Friday, March 2, 2007

Remembering Schlesinger

I think that the best way to honor the memory of Arthur Schlesinger, Jr., who died Wednesday from a heart attack at the age of 89, is to read what he wrote. Since this can keep us busy for quite some time, in this post I would like to focus on an article that appeared in the September/October 1997 issue of Foreign Affairs with the provocative title "Has Democracy a Future?" (The essay was later included as Chapter 6 of War and the American Presidency.) What has particularly stuck with me about this essay is that, even in 1997, Schlesinger was cultivating a highly perceptive sense of the world that the Internet was making; and he felt obliged to write about this.

Let me begin with a passage that picks up on my comments yesterday about the concept of "contributing to the economy:"

The computerized world poses problems for democracy. Where the Industrial Revolution created more jobs than it destroyed, the Computer Revolution threatens to destroy more jobs than it creates. It also threatens to erect new and rigid class barriers, especially between the well-educated and the ill-educated. Economy inequality has already grown in the United States to the point where disparities are greater in egalitarian America than in the class-ridden societies of Europe. Felix Rohatyn [I tried to track down the source for the quotation and found that it may have been by Richard Sennett], the investment banker and rescuer of a bankrupt New York City, speaks of the "huge transfers of wealth from lower-skilled middle-class workers to the owners of capital assets and to a new technological aristocracy."

Then there is a passage that reflects my own skepticism about the ability of the Internet to cultivate the "wisdom of crowds:"

Interactivity encourages instant responses, discourages second thoughts, and offers outlets for demagoguery, egomania, insult, and hate. Listen to talk radio! In too interactive a polity, a "common passion," as Madison thought, could sweep through a people and lead to emotional and ill-judged actions. Remembering the explosion of popular indignation when President Truman fired General Douglas MacArthur, one is grateful that the electronic town hall was not running the country in 1951. The Internet has done little thus far to foster the reasoned exchanges that in Madison’s words [The Federalist, Number 10] "refine and enlarge the public views."

Finally, let me include a passage that reflects on the key question of the essay, whether or not the concept of democracy has a future, in light of the world that the Internet has been making:

The Computer Revolution offers wondrous new possibilities for creative destruction [my hyperlink]. One goal of capitalist creativity is the globalized economy.

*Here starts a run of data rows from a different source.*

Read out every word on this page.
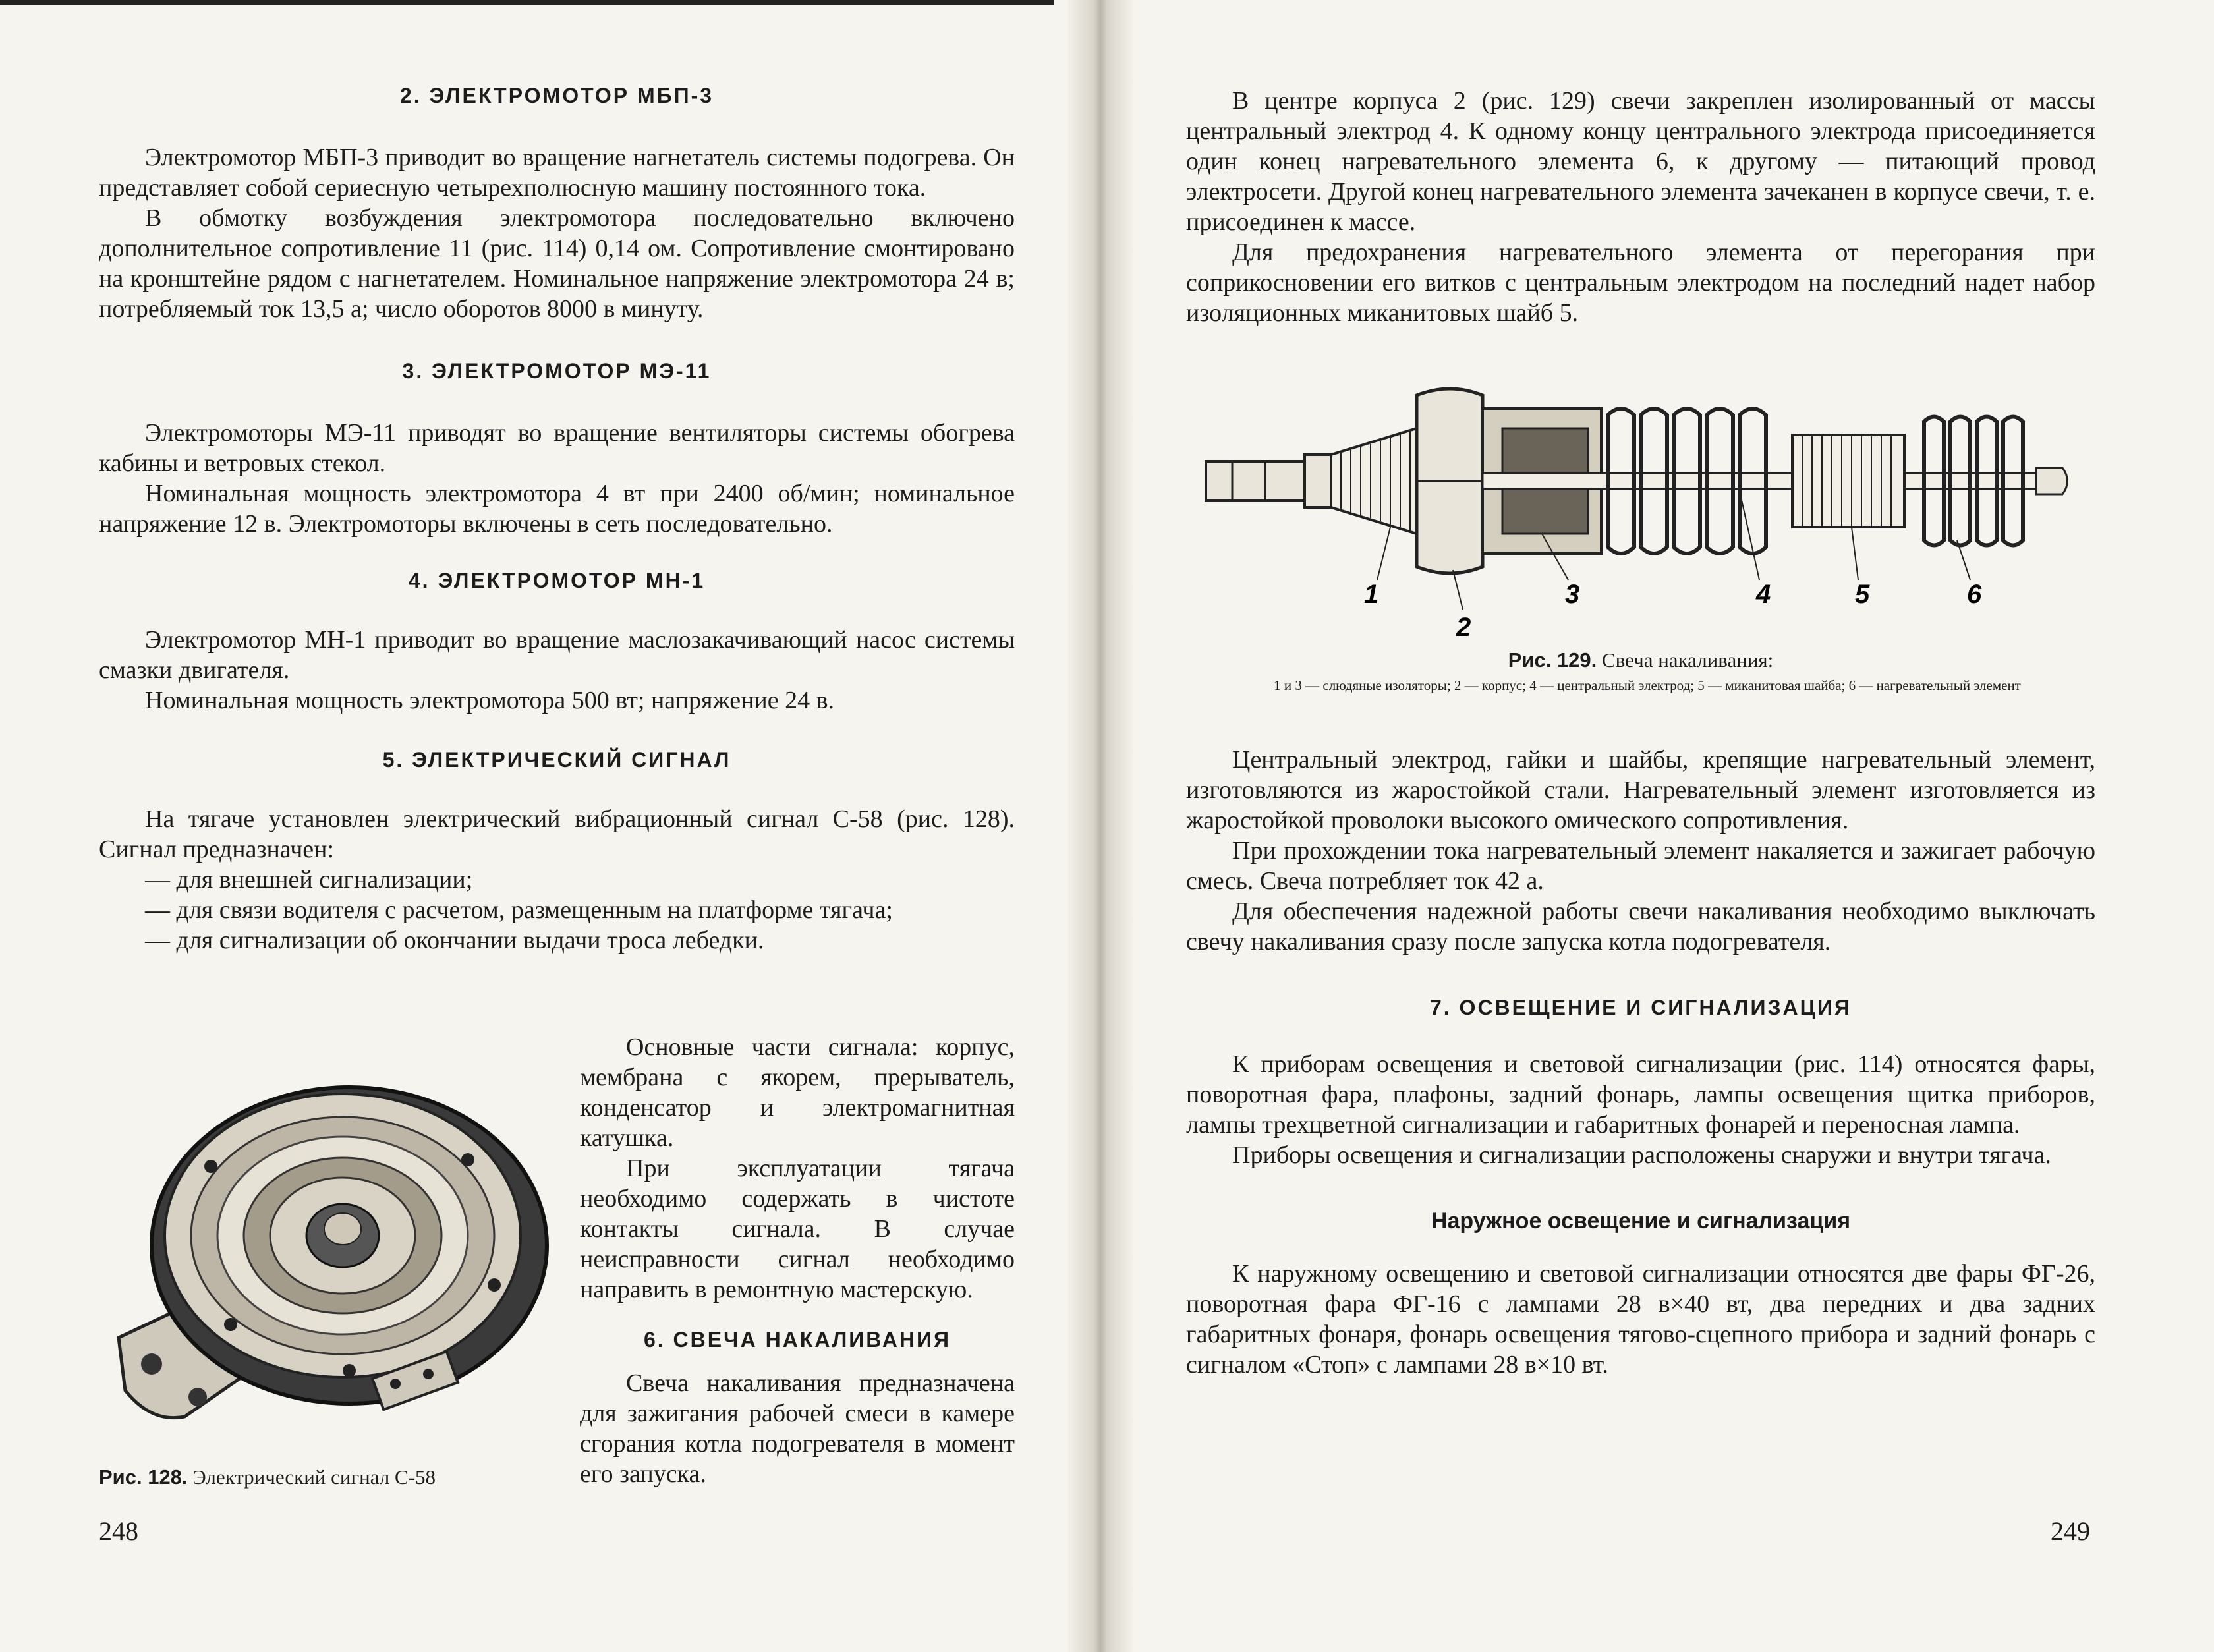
2. ЭЛЕКТРОМОТОР МБП-3

Электромотор МБП-3 приводит во вращение нагнетатель системы подогрева. Он представляет собой сериесную четырехполюсную машину постоянного тока.

В обмотку возбуждения электромотора последовательно включено дополнительное сопротивление 11 (рис. 114) 0,14 ом. Сопротивление смонтировано на кронштейне рядом с нагнетателем. Номинальное напряжение электромотора 24 в; потребляемый ток 13,5 а; число оборотов 8000 в минуту.

3. ЭЛЕКТРОМОТОР МЭ-11

Электромоторы МЭ-11 приводят во вращение вентиляторы системы обогрева кабины и ветровых стекол.

Номинальная мощность электромотора 4 вт при 2400 об/мин; номинальное напряжение 12 в. Электромоторы включены в сеть последовательно.

4. ЭЛЕКТРОМОТОР МН-1

Электромотор МН-1 приводит во вращение маслозакачивающий насос системы смазки двигателя.

Номинальная мощность электромотора 500 вт; напряжение 24 в.

5. ЭЛЕКТРИЧЕСКИЙ СИГНАЛ

На тягаче установлен электрический вибрационный сигнал С-58 (рис. 128). Сигнал предназначен:

— для внешней сигнализации;

— для связи водителя с расчетом, размещенным на платформе тягача;

— для сигнализации об окончании выдачи троса лебедки.

Рис. 128. Электрический сигнал С-58

Основные части сигнала: корпус, мембрана с якорем, прерыватель, конденсатор и электромагнитная катушка.

При эксплуатации тягача необходимо содержать в чистоте контакты сигнала. В случае неисправности сигнал необходимо направить в ремонтную мастерскую.

6. СВЕЧА НАКАЛИВАНИЯ

Свеча накаливания предназначена для зажигания рабочей смеси в камере сгорания котла подогревателя в момент его запуска.

248

В центре корпуса 2 (рис. 129) свечи закреплен изолированный от массы центральный электрод 4. К одному концу центрального электрода присоединяется один конец нагревательного элемента 6, к другому — питающий провод электросети. Другой конец нагревательного элемента зачеканен в корпусе свечи, т. е. присоединен к массе.

Для предохранения нагревательного элемента от перегорания при соприкосновении его витков с центральным электродом на последний надет набор изоляционных миканитовых шайб 5.

1
2
3	4	5	6
Рис. 129. Свеча накаливания:
1 и 3 — слюдяные изоляторы; 2 — корпус; 4 — центральный электрод; 5 — миканитовая шайба; 6 — нагревательный элемент

Центральный электрод, гайки и шайбы, крепящие нагревательный элемент, изготовляются из жаростойкой стали. Нагревательный элемент изготовляется из жаростойкой проволоки высокого омического сопротивления.

При прохождении тока нагревательный элемент накаляется и зажигает рабочую смесь. Свеча потребляет ток 42 а.

Для обеспечения надежной работы свечи накаливания необходимо выключать свечу накаливания сразу после запуска котла подогревателя.

7. ОСВЕЩЕНИЕ И СИГНАЛИЗАЦИЯ

К приборам освещения и световой сигнализации (рис. 114) относятся фары, поворотная фара, плафоны, задний фонарь, лампы освещения щитка приборов, лампы трехцветной сигнализации и габаритных фонарей и переносная лампа.

Приборы освещения и сигнализации расположены снаружи и внутри тягача.

Наружное освещение и сигнализация

К наружному освещению и световой сигнализации относятся две фары ФГ-26, поворотная фара ФГ-16 с лампами 28 в×40 вт, два передних и два задних габаритных фонаря, фонарь освещения тягово-сцепного прибора и задний фонарь с сигналом «Стоп» с лампами 28 в×10 вт.

249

One—unplanned—candidate for capitalist destruction is the nation-state, the traditional site of democracy. The computer turns the untrammeled market into a global juggernaut crashing across frontiers, enfeebling national powers of taxation and regulation, undercutting national management of interest rates and exchange rates, widening disparities of wealth both within and between nations, dragging down labor standards, degrading the environment, denying nations the shaping of their own economic destiny, accountable to no one, creating a world economy without a world polity. Cyberspace is beyond national control. No authorities exist to provide international control. Where is democracy now?

There is a school of thought that reflects on the current administration and asks whether the United States is on the cusp of a transition from republic to empire. This proposition certainly merits reflection, but the causality may not reside in the White House. The prevailing Internet culture may be a far more significant factor than any element of any country's current approach to governance.